I am looking for a proof of the following statement:
Let $f \in \mathbb{Q}[X]$ be an irreducible polynomial with integer coefficients. Then, there are infinitely many primes $p$ such that the reduction of $f$ modulo $p$ splits completely in $\mathbb{Z}/p\mathbb{Z}$.
I only know a proof "by model theory" explained in an answer to this question: Non-standard proofs of standard theorems. Now, I am wondering how a "purely algebraic" proof or at least a proof without model theory might look like. Is the proof complicated or is this even a trivial fact? In the case of the former or if the proof is simply to long to be stated here, it would also be sufficient if someone can point me to the appropriate literature. Thank you!
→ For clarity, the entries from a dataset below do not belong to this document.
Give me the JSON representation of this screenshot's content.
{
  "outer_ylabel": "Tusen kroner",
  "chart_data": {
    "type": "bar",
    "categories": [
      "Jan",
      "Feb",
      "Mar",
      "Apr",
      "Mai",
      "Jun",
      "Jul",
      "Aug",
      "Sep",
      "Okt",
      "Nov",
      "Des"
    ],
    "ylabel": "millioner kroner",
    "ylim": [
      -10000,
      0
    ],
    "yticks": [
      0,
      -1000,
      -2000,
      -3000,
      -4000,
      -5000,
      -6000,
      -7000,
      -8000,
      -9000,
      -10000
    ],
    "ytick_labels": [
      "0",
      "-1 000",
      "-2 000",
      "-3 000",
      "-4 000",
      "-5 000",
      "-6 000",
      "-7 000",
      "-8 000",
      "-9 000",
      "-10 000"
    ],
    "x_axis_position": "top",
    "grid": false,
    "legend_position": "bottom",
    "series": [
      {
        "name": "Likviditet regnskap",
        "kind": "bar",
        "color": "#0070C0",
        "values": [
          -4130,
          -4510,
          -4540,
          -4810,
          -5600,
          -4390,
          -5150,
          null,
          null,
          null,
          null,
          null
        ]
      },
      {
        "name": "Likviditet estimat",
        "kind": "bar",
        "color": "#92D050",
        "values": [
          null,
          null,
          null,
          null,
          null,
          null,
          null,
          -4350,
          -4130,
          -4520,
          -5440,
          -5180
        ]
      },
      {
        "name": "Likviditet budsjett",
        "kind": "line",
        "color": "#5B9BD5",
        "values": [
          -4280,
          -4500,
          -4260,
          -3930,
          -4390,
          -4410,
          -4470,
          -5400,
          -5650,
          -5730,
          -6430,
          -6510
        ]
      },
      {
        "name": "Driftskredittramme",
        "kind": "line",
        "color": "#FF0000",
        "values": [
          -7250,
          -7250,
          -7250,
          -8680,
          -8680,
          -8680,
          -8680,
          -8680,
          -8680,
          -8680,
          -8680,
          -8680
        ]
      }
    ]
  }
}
If $a$ is a root of the polynomial. Then we can consider the extension $\mathbb{Q}(a)/\mathbb{Q}$. Then, by algebraic number theory, $f$ splitting into linear factors modulo a prime $p$ implies that the prime $p$ splits completely in the ring of integers of $\mathbb{Q}(a)$ (other than the finitely many primes that are not relatively prime to the conductor). However, by Chebotaryov's density theorem, this happens asymptotically for $\frac{1}{n}$th of the primes where $n$ is the degree of $f$ so it happens for infinitely many of them.